What did the behavioral management
approaches contribute to management thinking?
Ans:
The basic
assumption of the behavioral management approaches is that people are social
and self-actualizing. These approaches include the Hawthorne studies, Maslow’s
theory of human needs, McGregor’s Theory X and Theory Y, and Argyris’s theory
of adult personality. The key contribution of the Hawthorne studies is that
people’s feelings, attitudes, and relationships with co-workers influence their
performance. Maslow’s hierarchy of human needs suggests that managers who can
help people satisfy their important needs at work will achieve productivity.
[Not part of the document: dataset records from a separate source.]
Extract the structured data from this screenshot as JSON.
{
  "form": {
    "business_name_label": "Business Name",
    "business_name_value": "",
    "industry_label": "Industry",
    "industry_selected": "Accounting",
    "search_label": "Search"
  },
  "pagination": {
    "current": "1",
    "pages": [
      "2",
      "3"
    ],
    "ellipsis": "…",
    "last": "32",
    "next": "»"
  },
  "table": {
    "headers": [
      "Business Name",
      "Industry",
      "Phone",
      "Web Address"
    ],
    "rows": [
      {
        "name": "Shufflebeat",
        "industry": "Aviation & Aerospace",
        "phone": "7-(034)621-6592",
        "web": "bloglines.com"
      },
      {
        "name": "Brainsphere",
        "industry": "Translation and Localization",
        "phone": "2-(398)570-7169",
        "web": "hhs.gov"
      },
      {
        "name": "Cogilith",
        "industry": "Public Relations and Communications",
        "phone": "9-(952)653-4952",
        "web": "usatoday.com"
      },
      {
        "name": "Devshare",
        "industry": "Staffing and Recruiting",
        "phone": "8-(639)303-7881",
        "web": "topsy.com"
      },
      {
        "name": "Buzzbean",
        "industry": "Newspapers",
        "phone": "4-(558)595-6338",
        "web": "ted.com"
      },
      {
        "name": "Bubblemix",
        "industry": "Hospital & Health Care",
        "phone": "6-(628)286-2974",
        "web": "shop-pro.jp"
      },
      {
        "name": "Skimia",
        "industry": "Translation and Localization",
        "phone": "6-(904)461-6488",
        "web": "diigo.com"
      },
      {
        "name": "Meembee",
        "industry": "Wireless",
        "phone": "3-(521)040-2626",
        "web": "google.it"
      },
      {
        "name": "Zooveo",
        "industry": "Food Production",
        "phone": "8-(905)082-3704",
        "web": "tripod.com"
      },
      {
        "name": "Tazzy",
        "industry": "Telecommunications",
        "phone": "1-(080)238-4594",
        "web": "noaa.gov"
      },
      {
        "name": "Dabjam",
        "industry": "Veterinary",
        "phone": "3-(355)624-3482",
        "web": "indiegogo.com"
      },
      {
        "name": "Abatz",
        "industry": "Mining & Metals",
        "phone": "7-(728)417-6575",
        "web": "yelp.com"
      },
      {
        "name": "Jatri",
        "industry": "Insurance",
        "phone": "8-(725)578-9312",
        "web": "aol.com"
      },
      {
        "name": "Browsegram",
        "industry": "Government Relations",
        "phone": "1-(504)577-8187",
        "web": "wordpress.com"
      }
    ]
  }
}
Douglas McGregor, the developer of Theory X and Theory Y, argued that managers
should devote more attention to people’s social and self-actualizing needs at
work. McGregor asserted that managers must shift their perspective from Theory
X a set of negative assumptions about human behavior to Theory Y a set of
positive assumptions about human behavior. McGregor believed that managers who
hold either set of assumptions can create self-fulfilling prophecies — that is,
through their behavior they can create situations where subordinates act to
confirm the managers’ original expectations. Theory Y assumptions are central
to contemporary ideas about employee participation, involvement, empowerment,
and self-management. Argyris argued that organizations were too often
structured and operated in ways that were incongruous with the needs and
characteristics of the adult personality. He maintained that implementation of
classical management ideas such as the bureaucratic organization and Fayol’s administrative
principles would create conditions for psychological failure among the workers,
create dependent and passive workers, cause workers to have little sense of
control over their work environments, and undermine worker performance. To have
high individual and organizational performance, Argyris advocated transforming
organizations so they would be compatible with the capacities and
characteristics of the adult personality.